As another central bank, the Federal Reserve, seriously contemplates tapering its latest QE, its policymaking members would do well to consider the several others who either did or thought they should. One of them, obviously, the same Fed but back in 2013. Another was the Bank of Japan early in 2018.
It was March that year and “monetary” officials gathering around Governor Haruhiko Kuroda’s confab were, as I wrote at the time, practically “giddy.” QQE may have taken five years to show itself in the form of growth and inflation, but in their collected views this seemed a plausible outcome for the first time; maybe even likely (it was in the econometric models).
Mind you, growth and inflation hadn’t actually happened yet at the point; on the contrary, these Economists (they are all Economists) were extrapolating in a straight line from “globally synchronized growth’s” minor upswell. In other words, they didn’t see anything on the horizon which might spoil the success therefore it was nearly all-clear to taper.
Wouldn’t you believe it, just two months later taper was yanked right off the table. Kuroda’s gang may not have seen anything coming, they never do (see: Dudley, Bill), but “it” came nonetheless. Japan, unbeknownst to pretty much the rest of the world (including most Japanese) actually fell into a “technical” recession by Q3 2018 – yes, just three months after the giddiness.
As I wrote in June 2018, with that recession already a forgone conclusion, the Bank of Japan’s “best and brightest” went from the very brink of what would’ve been their ultimate high to positively stumped and seriously alarmed in the eurodollar equivalent of a blink of an eye:
The Bank of Japan gathered its policymaking members in Tokyo at the end of last week. The statements released and the commentary given pursuant to it exuded a renewed darkness. When they had last met on April 26 and 27, things were already different. But the conclave before that, March 8 and 9, they were practically giddy.
What a difference a few months make, not that these Economists have any idea why.
Keep this in mind as Jay’s group moves closer to its taper. And taper itself matters nothing whatsoever, whether Japanese, American, European, etc.; basically, the same mind games to project confidence in “official” forecasts and extrapolations regardless of economic (small “e”) as well as monetary facts in every situation.
There were any number of warning signs from late in 2017 which had, you know, warned them prior to the “unexpected” recession to reconsider these more optimistic predictions; how globally synchronized growth was little more than a pipedream, never more substantial than a bumper sticker slogan.
Japan’s Cabinet Office reported last week that real GDP in Q2 2021 only partly rebounded (+0.47% q/q) from Q1’s further decline (-1.06% q/q), disappointing expectations with total estimated real output still more than 1% less than the final quarter of last year. In other words, the entire first half of 2021 has been a spectacular flop (in the same way, it needs to be said, that the first half of 2018 had been).
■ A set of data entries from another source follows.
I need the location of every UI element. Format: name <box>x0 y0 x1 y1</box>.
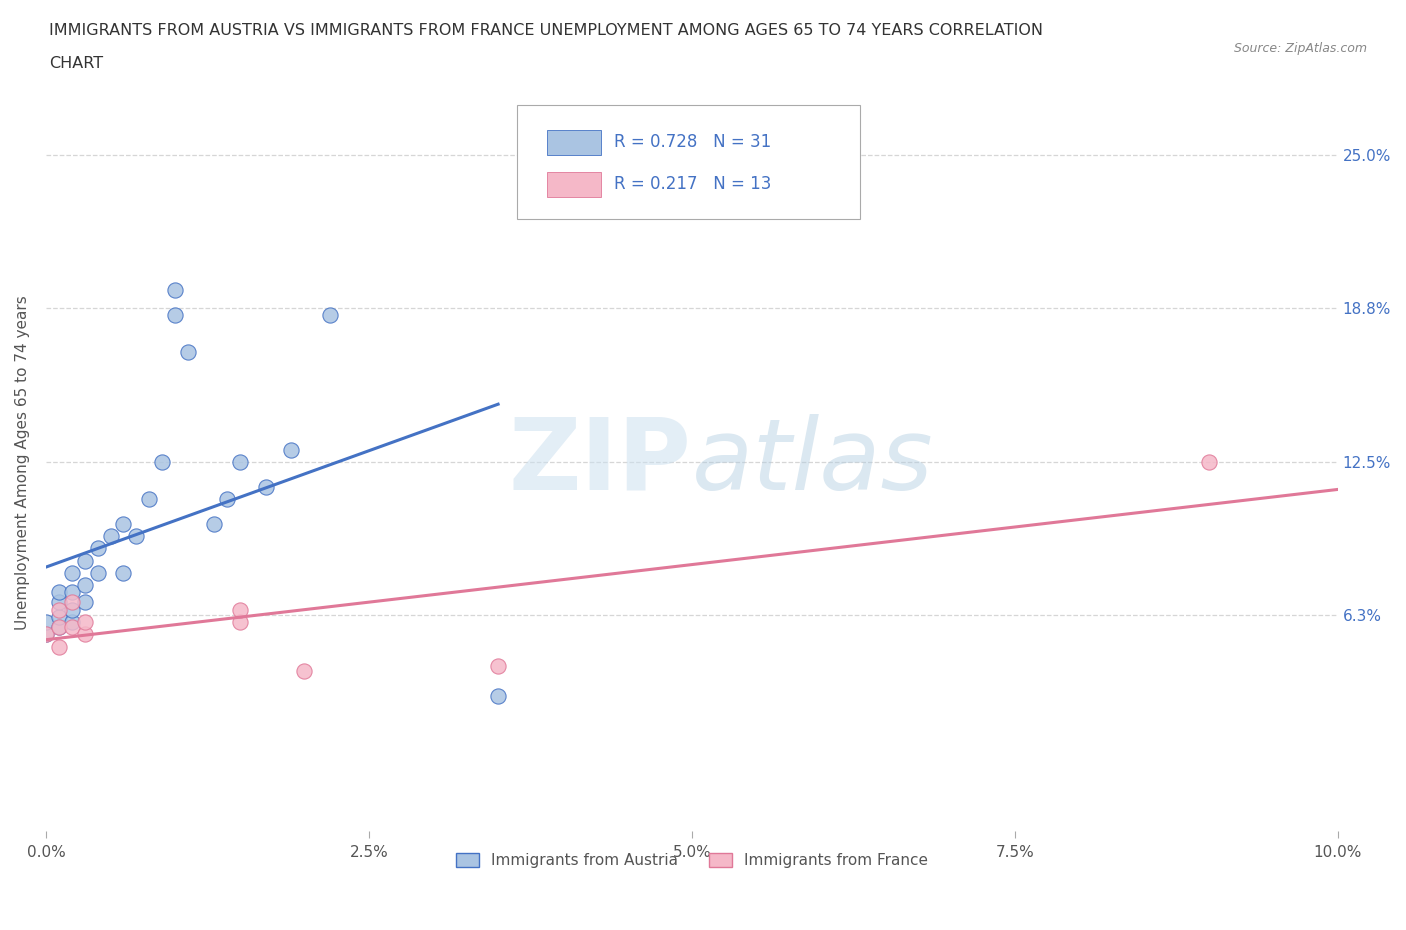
Point <box>60 615 83 630</box>
Point <box>60 603 83 618</box>
Point <box>100 528 122 543</box>
Point <box>165 283 187 298</box>
Point <box>48 585 70 600</box>
Point <box>229 603 252 618</box>
Point <box>486 658 509 673</box>
Point <box>35 627 58 642</box>
Point <box>112 565 135 580</box>
Point <box>60 619 83 634</box>
Point <box>48 603 70 618</box>
Point <box>1198 455 1220 470</box>
Text: Source: ZipAtlas.com: Source: ZipAtlas.com <box>1233 42 1367 55</box>
Point <box>60 585 83 600</box>
Point <box>73 578 96 592</box>
Point <box>138 492 160 507</box>
Point <box>292 664 315 679</box>
Point <box>202 516 225 531</box>
Text: R = 0.217   N = 13: R = 0.217 N = 13 <box>614 175 772 193</box>
Point <box>486 688 509 703</box>
Point <box>177 344 200 359</box>
Text: IMMIGRANTS FROM AUSTRIA VS IMMIGRANTS FROM FRANCE UNEMPLOYMENT AMONG AGES 65 TO : IMMIGRANTS FROM AUSTRIA VS IMMIGRANTS FR… <box>49 23 1043 38</box>
Point <box>229 615 252 630</box>
Point <box>319 308 342 323</box>
Point <box>73 615 96 630</box>
Point <box>48 609 70 624</box>
Point <box>254 480 277 495</box>
Point <box>48 619 70 634</box>
Point <box>35 627 58 642</box>
Point <box>35 615 58 630</box>
Text: ZIP: ZIP <box>509 414 692 511</box>
Point <box>86 541 108 556</box>
Point <box>73 595 96 610</box>
Text: R = 0.728   N = 31: R = 0.728 N = 31 <box>614 133 772 152</box>
Point <box>165 308 187 323</box>
Point <box>215 492 238 507</box>
Point <box>73 553 96 568</box>
Point <box>280 443 302 458</box>
Point <box>60 595 83 610</box>
FancyBboxPatch shape <box>517 105 860 219</box>
FancyBboxPatch shape <box>547 130 602 154</box>
Point <box>150 455 173 470</box>
Text: CHART: CHART <box>49 56 103 71</box>
Point <box>60 565 83 580</box>
Point <box>86 565 108 580</box>
Legend: Immigrants from Austria, Immigrants from France: Immigrants from Austria, Immigrants from… <box>450 847 934 874</box>
Point <box>112 516 135 531</box>
Point <box>48 639 70 654</box>
FancyBboxPatch shape <box>547 171 602 196</box>
Point <box>73 627 96 642</box>
Point <box>125 528 148 543</box>
Point <box>48 595 70 610</box>
Text: atlas: atlas <box>692 414 934 511</box>
Point <box>229 455 252 470</box>
Point <box>48 619 70 634</box>
Y-axis label: Unemployment Among Ages 65 to 74 years: Unemployment Among Ages 65 to 74 years <box>15 295 30 630</box>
That’s just COVID, they say. Delta wave and renewed emergency, a spectator-less already-delayed Summer Olympics forced to miss the whole point of spectacle.
Is it really just pandemic related? Or are mainstream forecasts whistling past the graveyard of deeper, more structural weaknesses and the alarms these set off if only to be ignored each and every time?
Here’s the thing; Japan’s problems are not unique to Japan, just like they weren’t in 2018 (or 2019). And while its easy to chalk it all up to rampant disease you have to see this synchronized disappointment as potentially much more than that.
Thus, why that big French freightliner’s announcement last week should be plastered all over the internet as it is likely more meaningful (certainly more real) than every single taper projection batted around in the mainstream presses. What CMA CGM is indicating has as much to do with global demand potential going forward and how we may have already seen the best of it.
And it didn’t get close to recovery.
Despite the US goods frenzy funded by the US feds (not the Fed), production levels have not recovered. Not in Japan, Mexico, Europe, even the United States. Not just below February 2020, way, way less than when Kuroda was last so near his happiest.
This lack of recovery still only pushed shipping rates sky high because of inelasticity in supply.
But if shippers are now seeing things differently going ahead, beginning to adjust prices, with production levels still repressed, what must they be thinking about what’s really been depressing those levels this year? Delta COVID has already peaked and has turned down in much of the world.
Might the same be true of global demand no matter how counterintuitive to the narrative?
If there is a small difference between Powell’s possible taper and Kuroda’s hypothetical a few years back, it’s only that Jay hasn’t yet been, and probably won’t be, very giddy about it. That’s just personality rather than more data and evidence. They both extrapolate if the one emotionless.
Their ultimate chances, though, more and more they seem about the same.